Alibaba Gave 6,000 Agents an AI Copilot. The Best Ones Got Worse.
A field experiment across 5,940 Taobao agents found that generative AI compressed the customer service skill curve, lifting low performers while degrading top-performer quality through increased multitasking.
Neritus Vale
Alibaba ran a randomized field experiment on Taobao, giving roughly half of 5,940 customer service agents a generative AI copilot and leaving the rest without one. Across all agents, the tool cut issue identification time by 32% and raised customer satisfaction ratings by 5.3%. Low performers captured most of the improvement, while top performers saw service quality fall. Across 2.56 million chats, the skill curve compressed.
The copilot diagnosed each customer’s order issue in real time and proposed a solution as draft text that agents could send, edit, or ignore. Low-performing agents used it heavily and resolved issues faster. Their own typing volume and message count increased, which co-author Lauren Xiaoyuan Lu described as unexpected: she had expected the tool to reduce agent effort. Instead, weaker agents treated the AI’s output as a starting draft and built on it. The tool gave them access to diagnostic patterns they had not yet learned on the job.
Top-performing agents responded to the copilot by multitasking. Given an assistant that handled initial diagnosis, they redirected attention to other concurrent chat sessions. Their shift-away time (a measure of how long agents diverted attention from one active chat to another) increased, slowing responses to individual customers, raising abandonment rates, and triggering retrials. Customer retrial rates rose for the agents who had previously needed the fewest attempts. The AI’s recommendations were calibrated to the median case; for agents already operating well above that line, following them was a step down.
A separate study published in the Quarterly Journal of Economics by Brynjolfsson, Li, and Raymond found the same pattern in a customer support operation. Across 5,172 agents, AI assistance lifted average productivity by 14%, as measured by issues resolved per hour. Novice and low-skilled workers drove the result, improving by 34%. The experience curve compressed so sharply that agents with two months of AI-assisted tenure matched untreated agents with more than six months on the job. The AI, the authors argued, disseminated the best practices of top performers downward, giving novices access to accumulated institutional knowledge. Two independent experiments, on different platforms, produced the same distributional signature.

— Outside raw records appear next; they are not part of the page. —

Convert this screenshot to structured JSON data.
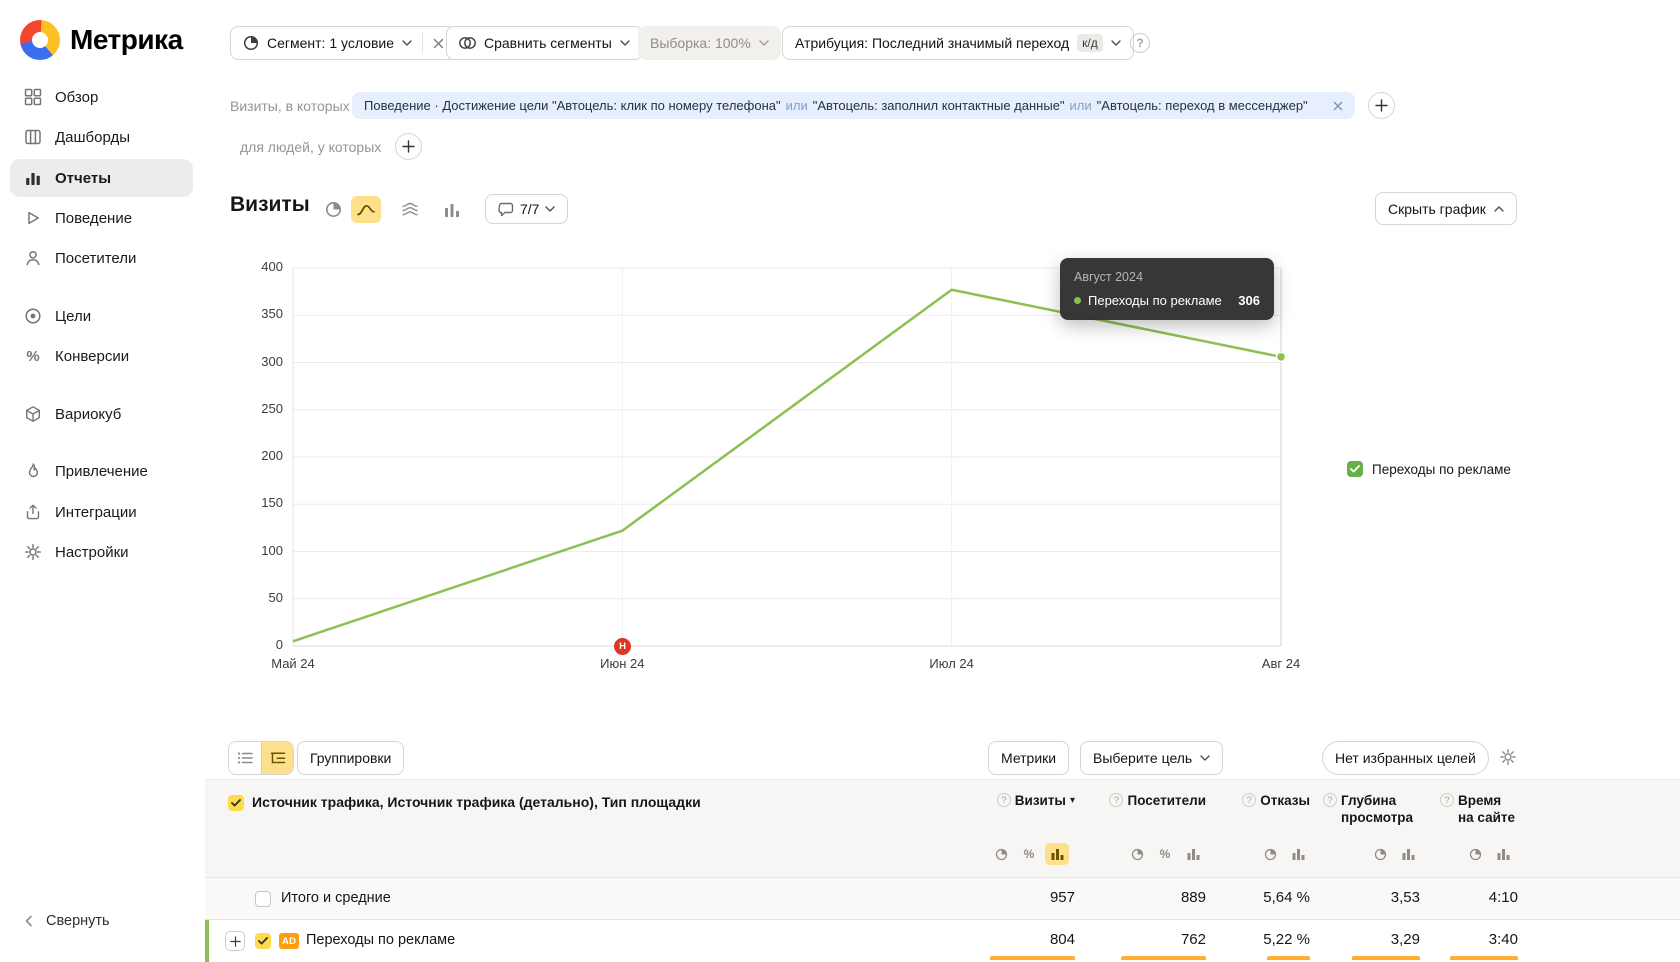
{
  "icons": {
    "percent": "%",
    "help": "?",
    "sort_desc": "▾",
    "plus": "+"
  },
  "sidebar": {
    "logo": "Метрика",
    "items": [
      {
        "label": "Обзор"
      },
      {
        "label": "Дашборды"
      },
      {
        "label": "Отчеты"
      },
      {
        "label": "Поведение"
      },
      {
        "label": "Посетители"
      },
      {
        "label": "Цели"
      },
      {
        "label": "Конверсии"
      },
      {
        "label": "Вариокуб"
      },
      {
        "label": "Привлечение"
      },
      {
        "label": "Интеграции"
      },
      {
        "label": "Настройки"
      }
    ],
    "collapse": "Свернуть"
  },
  "toolbar": {
    "segment": "Сегмент: 1 условие",
    "compare": "Сравнить сегменты",
    "sampling": "Выборка: 100%",
    "attribution": "Атрибуция: Последний значимый переход",
    "attribution_badge": "к/д"
  },
  "filter": {
    "visits_prefix": "Визиты, в которых",
    "people_prefix": "для людей, у которых",
    "condition1": "Поведение · Достижение цели \"Автоцель: клик по номеру телефона\"",
    "or1": "или",
    "condition2": "\"Автоцель: заполнил контактные данные\"",
    "or2": "или",
    "condition3": "\"Автоцель: переход в мессенджер\""
  },
  "chart_header": {
    "title": "Визиты",
    "comments": "7/7",
    "hide_chart": "Скрыть график"
  },
  "chart_data": {
    "type": "line",
    "x": [
      "Май 24",
      "Июн 24",
      "Июл 24",
      "Авг 24"
    ],
    "series": [
      {
        "name": "Переходы по рекламе",
        "color": "#8cc152",
        "values": [
          5,
          122,
          377,
          306
        ]
      }
    ],
    "ylim": [
      0,
      400
    ],
    "yticks": [
      0,
      50,
      100,
      150,
      200,
      250,
      300,
      350,
      400
    ],
    "grid": true,
    "legend_position": "right",
    "legend": [
      {
        "label": "Переходы по рекламе",
        "color": "#68b04c",
        "checked": true
      }
    ],
    "tooltip": {
      "title": "Август 2024",
      "series": "Переходы по рекламе",
      "value": "306"
    },
    "annotation_marker": "Н"
  },
  "table": {
    "groupings": "Группировки",
    "metrics": "Метрики",
    "choose_goal": "Выберите цель",
    "no_goals": "Нет избранных целей",
    "dimension_header": "Источник трафика, Источник трафика (детально), Тип площадки",
    "columns": [
      {
        "label": "Визиты"
      },
      {
        "label": "Посетители"
      },
      {
        "label": "Отказы"
      },
      {
        "label": "Глубина просмотра"
      },
      {
        "label": "Время на сайте"
      }
    ],
    "totals": {
      "label": "Итого и средние",
      "values": [
        "957",
        "889",
        "5,64 %",
        "3,53",
        "4:10"
      ]
    },
    "rows": [
      {
        "badge": "AD",
        "label": "Переходы по рекламе",
        "values": [
          "804",
          "762",
          "5,22 %",
          "3,29",
          "3:40"
        ]
      }
    ]
  }
}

If generative AI compresses the performance distribution rather than shifting it, the hiring premium on experienced customer service agents drops while the cost of onboarding inexperienced ones falls.
This conclusion holds only if the quality gap between AI-calibrated median service and genuine expert service is small enough that customers accept it. A Qualtrics 2026 study found that nearly one in five consumers who used AI-assisted customer service saw no benefit — a failure rate almost four times higher than for other AI applications. Gartner predicts that half of companies that cut customer service staff because of AI will rehire by 2027. The skill floor rises quickly, but the customers who generate outsized revenue (complex returns, loyalty-threatening complaints, high-value styling requests) still need the ceiling.
Alibaba has already moved past the experiment phase. Its Dianxiaomi customer service tool has served 300 million customers across Taobao and Tmall and raised transaction conversion rates by 30%, as reported by the South China Morning Post. Five million merchants adopted Alibaba’s AI tools over the past year, generating an estimated 100 billion yuan in cost savings. In March 2026, Alibaba announced agentic AI services for millions of merchants — a 24/7 “digital workforce” that handles customer queries, distributes vouchers, and adjusts pricing in real time. ASOS signed with Sierra, the $10 billion AI customer service startup, in late 2025 for a similar overhaul. Returns, sizing disputes, and styling advice carry more ambiguity than the refund-or-replace queries that dominated the Taobao experiment.
If fashion brands read skill-curve compression as a license to replace experienced agents with AI-assisted novices, they will hit the limit the Qualtrics data already describes. The sharper reading of the Alibaba experiment points somewhere else. Low performers improved because the copilot gave them information they lacked. The mechanism reversed for top agents: the copilot consumed attention they could not spare, and quality dropped. Deploy the tool where the gap is largest. Keep it away from the agents who were already better than the model.